Nicolás Petro en la hoguera de las vanidades

Mientras las llamas convierten en cenizas su ya frágil eticidad, se posiciona la idea de que no es posible cambiar nada en Colombia. No hay, ni habrá en lo consecutivo, un proyecto político capaz de liderar un cambio en la sociedad. Cunde la desesperanza.

Nicolás Petro en la hoguera de las vanidades

Columnista:

Germán Ayala Osorio 

 

Con los hechos mediatizados que ensucian la imagen de miembros de la familia presidencial, se esperaría que el debate nacional girara en torno a una exigencia que debería de ser un grito colectivo: ¡Detengan ya las prácticas mafiosas!

Se viene a mi mente la frase del tristemente célebre presidente de la República, Julio César Turbay Ayala, un reconocido violador de derechos humanos con su tenebroso Estatuto de Seguridad. Este siniestro personaje de la vida política nacional dijo en su momento: «Hay que reducir la corrupción a sus justas proporciones».

Nadie se atreve a revivir semejante propuesta, no por el original problema ético que la rodea, sino porque el ethos mafioso se naturalizó de tal forma, que parece que ya hace parte constitutiva del ADN de millones de colombianos.

La confusión moral de los colombianos tiene su origen en la sumatoria de prácticas propias de unas éticas acomodaticias que se volvieron cotidianas y partes del paisaje. Al final, la moral colectiva, incluida la religiosa, quedó a merced de toda suerte de arreglos subrepticios, de transacciones inmorales y de un sinnúmero de maneras de concebir el éxito y el reconocimiento social, económico y político.

Entonces, emergen los curas violadores de niños y niñas; otros, dispuestos a perdonar narcotraficantes en el mar de Coveñas. También aparecen en escena los empresarios que lavan dinero, otros que no tributan en el país y prefieren sacar sus fortunas y ponerlas en «paraísos fiscales»; los guerrilleros con aires libertarios hacen lo propio para legitimar el régimen mafioso que buscaron desmontar y en eso llevan más de 50 años; o los paracos, haciendo el trabajo sucio que ganaderos y empresarios del campo no se atrevieron a hacer; o los uniformados, que en nombre de la ley, el orden y la patria, mancharon el honor militar un poco más de 6402 veces; 0 estudiantes universitarios, hijos de «gente prestante», de políticos y de presidentes, que pagaron para que les hicieran las tesis, o que cometieron plagio y sus universidades, guardaron cómplice silencio; o los periodistas que prefieren guardar silencio ante el escándalo que compromete a uno de sus patrones.

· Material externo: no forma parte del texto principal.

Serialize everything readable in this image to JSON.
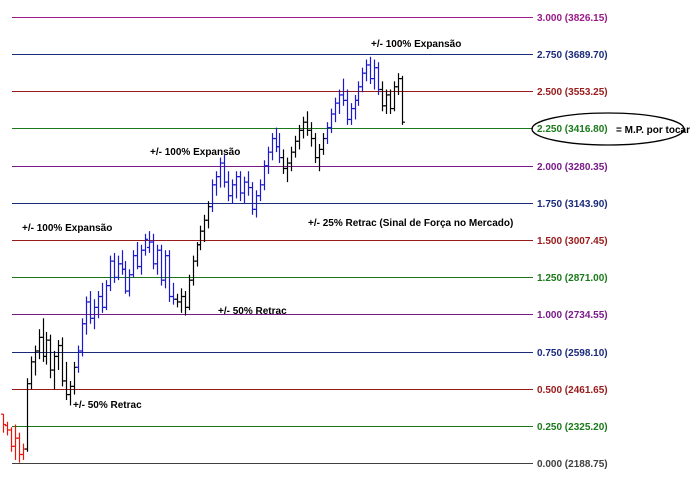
{
  "chart_data": {
    "type": "ohlc",
    "y_scale": "index",
    "ylim": [
      2188.75,
      3826.15
    ],
    "colors": {
      "red": "#e8140c",
      "black": "#000000",
      "blue": "#1a1acc"
    },
    "levels": [
      {
        "ratio": "0.000",
        "value": "2188.75",
        "price": 2188.75,
        "color": "#404040"
      },
      {
        "ratio": "0.250",
        "value": "2325.20",
        "price": 2325.2,
        "color": "#1a7a1a"
      },
      {
        "ratio": "0.500",
        "value": "2461.65",
        "price": 2461.65,
        "color": "#9a1a1a"
      },
      {
        "ratio": "0.750",
        "value": "2598.10",
        "price": 2598.1,
        "color": "#1a2a7a"
      },
      {
        "ratio": "1.000",
        "value": "2734.55",
        "price": 2734.55,
        "color": "#7a1a8a"
      },
      {
        "ratio": "1.250",
        "value": "2871.00",
        "price": 2871.0,
        "color": "#1a7a1a"
      },
      {
        "ratio": "1.500",
        "value": "3007.45",
        "price": 3007.45,
        "color": "#9a1a1a"
      },
      {
        "ratio": "1.750",
        "value": "3143.90",
        "price": 3143.9,
        "color": "#1a2a7a"
      },
      {
        "ratio": "2.000",
        "value": "3280.35",
        "price": 3280.35,
        "color": "#7a1a8a"
      },
      {
        "ratio": "2.250",
        "value": "3416.80",
        "price": 3416.8,
        "color": "#1a7a1a"
      },
      {
        "ratio": "2.500",
        "value": "3553.25",
        "price": 3553.25,
        "color": "#9a1a1a"
      },
      {
        "ratio": "2.750",
        "value": "3689.70",
        "price": 3689.7,
        "color": "#1a2a7a"
      },
      {
        "ratio": "3.000",
        "value": "3826.15",
        "price": 3826.15,
        "color": "#9a1a8a"
      }
    ],
    "annotations": [
      {
        "text": "+/- 100% Expansão"
      },
      {
        "text": "+/- 100% Expansão"
      },
      {
        "text": "+/- 100% Expansão"
      },
      {
        "text": "+/- 25% Retrac (Sinal de Força no Mercado)"
      },
      {
        "text": "+/- 50% Retrac"
      },
      {
        "text": "+/- 50% Retrac"
      }
    ],
    "callout": {
      "text": "= M.P. por tocar"
    },
    "series": [
      {
        "color": "red",
        "bars": [
          [
            2368,
            2368,
            2300,
            2330
          ],
          [
            2326,
            2340,
            2290,
            2310
          ],
          [
            2310,
            2320,
            2230,
            2250
          ],
          [
            2250,
            2330,
            2200,
            2280
          ],
          [
            2280,
            2300,
            2190,
            2220
          ],
          [
            2220,
            2260,
            2200,
            2240
          ]
        ]
      },
      {
        "color": "black",
        "bars": [
          [
            2240,
            2500,
            2230,
            2480
          ],
          [
            2480,
            2580,
            2460,
            2560
          ],
          [
            2560,
            2620,
            2510,
            2600
          ],
          [
            2600,
            2680,
            2570,
            2650
          ],
          [
            2650,
            2720,
            2560,
            2580
          ],
          [
            2580,
            2670,
            2550,
            2640
          ],
          [
            2640,
            2660,
            2500,
            2530
          ],
          [
            2530,
            2600,
            2460,
            2580
          ],
          [
            2580,
            2640,
            2530,
            2620
          ],
          [
            2620,
            2650,
            2470,
            2490
          ],
          [
            2490,
            2560,
            2420,
            2440
          ],
          [
            2440,
            2490,
            2400,
            2470
          ],
          [
            2470,
            2560,
            2440,
            2540
          ]
        ]
      },
      {
        "color": "blue",
        "bars": [
          [
            2540,
            2620,
            2520,
            2600
          ],
          [
            2600,
            2720,
            2580,
            2700
          ],
          [
            2700,
            2800,
            2660,
            2780
          ],
          [
            2780,
            2820,
            2700,
            2720
          ],
          [
            2720,
            2790,
            2680,
            2760
          ],
          [
            2760,
            2820,
            2720,
            2800
          ],
          [
            2800,
            2850,
            2740,
            2760
          ],
          [
            2760,
            2860,
            2750,
            2840
          ],
          [
            2840,
            2950,
            2820,
            2930
          ],
          [
            2930,
            2960,
            2850,
            2870
          ],
          [
            2870,
            2950,
            2860,
            2920
          ],
          [
            2920,
            2970,
            2880,
            2900
          ],
          [
            2900,
            2930,
            2810,
            2820
          ],
          [
            2820,
            2900,
            2800,
            2880
          ],
          [
            2880,
            2970,
            2870,
            2950
          ],
          [
            2950,
            3000,
            2900,
            2910
          ],
          [
            2910,
            2990,
            2880,
            2970
          ],
          [
            2970,
            3030,
            2950,
            3010
          ],
          [
            2980,
            3040,
            2960,
            3000
          ],
          [
            3000,
            3030,
            2900,
            2920
          ],
          [
            2920,
            2990,
            2880,
            2970
          ],
          [
            2970,
            2990,
            2840,
            2860
          ],
          [
            2860,
            2970,
            2830,
            2950
          ],
          [
            2950,
            2970,
            2780,
            2800
          ],
          [
            2800,
            2850,
            2770,
            2790
          ]
        ]
      },
      {
        "color": "black",
        "bars": [
          [
            2790,
            2810,
            2760,
            2780
          ],
          [
            2780,
            2830,
            2740,
            2800
          ],
          [
            2800,
            2820,
            2730,
            2760
          ],
          [
            2760,
            2880,
            2750,
            2860
          ],
          [
            2860,
            2950,
            2840,
            2930
          ],
          [
            2930,
            3000,
            2910,
            2990
          ],
          [
            2990,
            3060,
            2970,
            3040
          ],
          [
            3040,
            3100,
            3000,
            3080
          ],
          [
            3080,
            3150,
            3050,
            3130
          ]
        ]
      },
      {
        "color": "blue",
        "bars": [
          [
            3130,
            3230,
            3110,
            3210
          ],
          [
            3210,
            3260,
            3170,
            3240
          ],
          [
            3240,
            3310,
            3200,
            3290
          ],
          [
            3290,
            3320,
            3200,
            3220
          ],
          [
            3220,
            3260,
            3150,
            3170
          ],
          [
            3170,
            3230,
            3140,
            3210
          ],
          [
            3210,
            3260,
            3160,
            3240
          ],
          [
            3240,
            3260,
            3150,
            3180
          ],
          [
            3180,
            3240,
            3140,
            3220
          ],
          [
            3220,
            3260,
            3170,
            3200
          ],
          [
            3200,
            3220,
            3100,
            3120
          ],
          [
            3120,
            3190,
            3090,
            3170
          ],
          [
            3170,
            3230,
            3150,
            3210
          ],
          [
            3210,
            3300,
            3190,
            3280
          ],
          [
            3280,
            3350,
            3250,
            3330
          ],
          [
            3330,
            3400,
            3300,
            3380
          ],
          [
            3380,
            3420,
            3330,
            3350
          ],
          [
            3350,
            3400,
            3290,
            3310
          ]
        ]
      },
      {
        "color": "black",
        "bars": [
          [
            3310,
            3340,
            3250,
            3270
          ],
          [
            3270,
            3310,
            3220,
            3290
          ],
          [
            3290,
            3350,
            3260,
            3330
          ],
          [
            3330,
            3390,
            3310,
            3370
          ],
          [
            3370,
            3430,
            3340,
            3410
          ],
          [
            3410,
            3460,
            3380,
            3440
          ],
          [
            3440,
            3480,
            3390,
            3410
          ],
          [
            3410,
            3440,
            3350,
            3380
          ],
          [
            3380,
            3400,
            3290,
            3310
          ],
          [
            3310,
            3360,
            3260,
            3340
          ],
          [
            3340,
            3400,
            3320,
            3380
          ]
        ]
      },
      {
        "color": "blue",
        "bars": [
          [
            3380,
            3440,
            3360,
            3420
          ],
          [
            3420,
            3490,
            3400,
            3470
          ],
          [
            3470,
            3530,
            3440,
            3510
          ],
          [
            3510,
            3560,
            3470,
            3540
          ],
          [
            3540,
            3600,
            3500,
            3520
          ],
          [
            3520,
            3560,
            3430,
            3450
          ],
          [
            3450,
            3510,
            3430,
            3490
          ],
          [
            3490,
            3540,
            3450,
            3520
          ],
          [
            3520,
            3590,
            3500,
            3570
          ],
          [
            3570,
            3640,
            3550,
            3620
          ],
          [
            3620,
            3670,
            3590,
            3650
          ],
          [
            3650,
            3680,
            3580,
            3600
          ],
          [
            3600,
            3670,
            3560,
            3640
          ],
          [
            3640,
            3660,
            3540,
            3560
          ]
        ]
      },
      {
        "color": "black",
        "bars": [
          [
            3560,
            3590,
            3480,
            3500
          ],
          [
            3500,
            3560,
            3470,
            3540
          ],
          [
            3540,
            3560,
            3470,
            3490
          ],
          [
            3490,
            3590,
            3480,
            3570
          ],
          [
            3570,
            3620,
            3540,
            3600
          ],
          [
            3600,
            3610,
            3430,
            3440
          ]
        ]
      }
    ]
  }
}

El listado se hace eterno…

Triunfar o ser exitoso en un escenario lleno de vanidades es el camino que nos hará caer en las trampas y en los barrancos de la corrupción. Nos preocupamos por conseguir dinero, para aparentar prestigio y ocultar las verdaderas miserias que arrastramos como seres humanos. Con fortunas amasadas, llegan los privilegios y, con estos, la necesidad de violar los derechos de los demás. De los que no son de mí misma clase. Los otros, esos otros que dejaron de parecerse a mí, porque no tienen lo que yo tengo: dinero, poder, reconocimiento…

La gran prensa bogotana se está dando un festín moralizante con las andanzas de Nicolás Petro, hijo mayor del presidente de la República. El joven vástago está siendo escaldado en la hoguera de las vanidades en las que él mismo decidió vivir.

Mientras las llamas convierten en cenizas su ya frágil eticidad, se posiciona la idea de que no es posible cambiar nada en Colombia. No hay, ni habrá en lo consecutivo, un proyecto político capaz de liderar un cambio en la sociedad. Cunde la desesperanza.

Insisto en que nadie hasta el momento ha gritado: ¡Proscribamos el ethos mafioso! Y no sucederá porque todos estamos en el mismo cuento, esto es, sobreviviendo en la hoguera de las vanidades, muy propia de una sociedad confundida moralmente.